|Recently Arden Fine Wines acquired a bottle of Château Climens from a private seller.
The bottle shows no vintage where it should be, at top-centre of the label. But otherwise all present and correct, including “73cl” – rather than 75cl – as the volume.
The “73 cl” (73 centilitres) on the label suggests a vintage after 1973, when the UK acceded to the European Communities (EC).
Under longstanding British consumer law it remained an offence to give short measures – hence the “baker’s dozen”.
So 75cl bottles of French wine for the UK market stated 73cl, though they were filled to 75cl (most of the time, anyway).

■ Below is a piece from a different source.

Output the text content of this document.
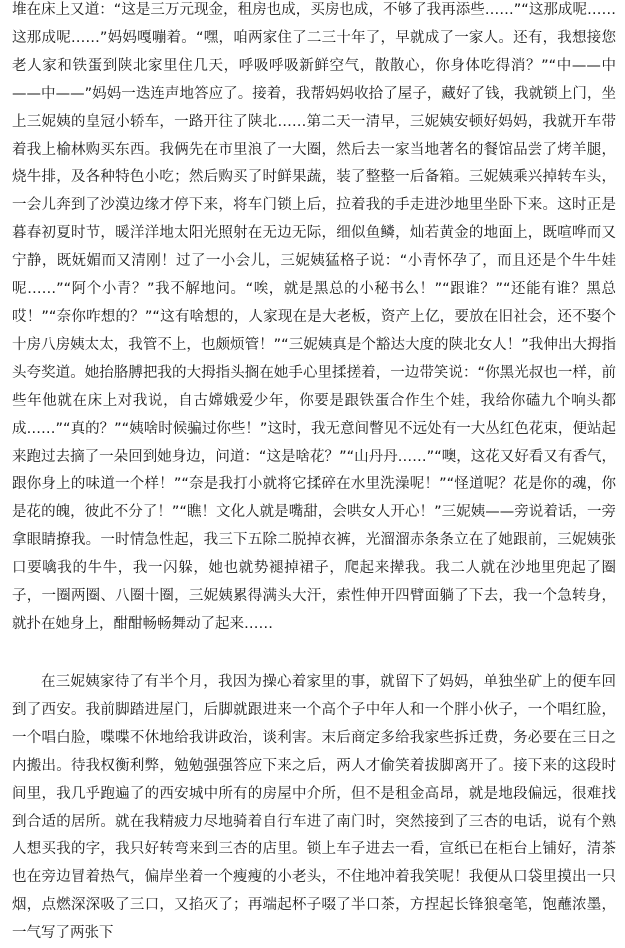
堆在床上又道：“这是三万元现金，租房也成，买房也成，不够了我再添些……”“这那成呢……这那成呢……”妈妈嘎嘣着。“嘿，咱两家住了二三十年了，早就成了一家人。还有，我想接您老人家和铁蛋到陕北家里住几天，呼吸呼吸新鲜空气，散散心，你身体吃得消？”“中——中——中——”妈妈一迭连声地答应了。接着，我帮妈妈收拾了屋子，藏好了钱，我就锁上门，坐上三妮姨的皇冠小轿车，一路开往了陕北……第二天一清早，三妮姨安顿好妈妈，我就开车带着我上榆林购买东西。我俩先在市里浪了一大圈，然后去一家当地著名的餐馆品尝了烤羊腿，烧牛排，及各种特色小吃；然后购买了时鲜果蔬，装了整整一后备箱。三妮姨乘兴掉转车头，一会儿奔到了沙漠边缘才停下来，将车门锁上后，拉着我的手走进沙地里坐卧下来。这时正是暮春初夏时节，暖洋洋地太阳光照射在无边无际，细似鱼鳞，灿若黄金的地面上，既喧哗而又宁静，既妩媚而又清刚！过了一小会儿，三妮姨猛格子说：“小青怀孕了，而且还是个牛牛娃呢……”“阿个小青？”我不解地问。“唉，就是黑总的小秘书么！”“跟谁？”“还能有谁？黑总哎！”“奈你咋想的？”“这有啥想的，人家现在是大老板，资产上亿，要放在旧社会，还不娶个十房八房姨太太，我管不上，也颇烦管！”“三妮姨真是个豁达大度的陕北女人！”我伸出大拇指头夸奖道。她抬胳膊把我的大拇指头搁在她手心里揉搓着，一边带笑说：“你黑光叔也一样，前些年他就在床上对我说，自古嫦娥爱少年，你要是跟铁蛋合作生个娃，我给你磕九个响头都成……”“真的？”“姨啥时候骗过你些！”这时，我无意间瞥见不远处有一大丛红色花束，便站起来跑过去摘了一朵回到她身边，问道：“这是啥花？”“山丹丹……”“噢，这花又好看又有香气，跟你身上的味道一个样！”“奈是我打小就将它揉碎在水里洗澡呢！”“怪道呢？花是你的魂，你是花的魄，彼此不分了！”“瞧！文化人就是嘴甜，会哄女人开心！”三妮姨——旁说着话，一旁拿眼睛撩我。一时情急性起，我三下五除二脱掉衣裤，光溜溜赤条条立在了她跟前，三妮姨张口要噙我的牛牛，我一闪躲，她也就势褪掉裙子，爬起来撵我。我二人就在沙地里兜起了圈子，一圈两圈、八圈十圈，三妮姨累得满头大汗，索性伸开四臂面躺了下去，我一个急转身，就扑在她身上，酣酣畅畅舞动了起来……

在三妮姨家待了有半个月，我因为操心着家里的事，就留下了妈妈，单独坐矿上的便车回到了西安。我前脚踏进屋门，后脚就跟进来一个高个子中年人和一个胖小伙子，一个唱红脸，一个唱白脸，喋喋不休地给我讲政治，谈利害。末后商定多给我家些拆迁费，务必要在三日之内搬出。待我权衡利弊，勉勉强强答应下来之后，两人才偷笑着拔脚离开了。接下来的这段时间里，我几乎跑遍了的西安城中所有的房屋中介所，但不是租金高昂，就是地段偏远，很难找到合适的居所。就在我精疲力尽地骑着自行车进了南门时，突然接到了三杏的电话，说有个熟人想买我的字，我只好转弯来到三杏的店里。锁上车子进去一看，宣纸已在柜台上铺好，清茶也在旁边冒着热气，偏岸坐着一个瘦瘦的小老头，不住地冲着我笑呢！我便从口袋里摸出一只烟，点燃深深吸了三口，又掐灭了；再端起杯子啜了半口茶，方捏起长锋狼毫笔，饱蘸浓墨，一气写了两张下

At a guess, the bottle was 1984, which was a “declassified” Climens vintage that was released as Cypres de Climens.
Is it possible that some 1984 was retained at the château and labelled with an old 73cl etiquette and no stated vintage? Maybe…
I contacted Château Climens to ask if they could tell me what vintage this bottle was.
The reply was: “Malheureusement, sans millésime sur l’étiquette, le seul moyen de vérifier qu’il s’agit bien d’une bouteille de Château Climens 1984 est le marquage bouchon…”
So the capsule was cut to have a look at the cork.
And the vintage turned out to be…
…1976, one of the great Sauternes vintages of the 20th century.
As Alexandra at Climens noted, “la couleur du vin est magnifique” – as amber as a setting sun.
The ’76 Climens should be a great glass (or several) of aged Sauternes.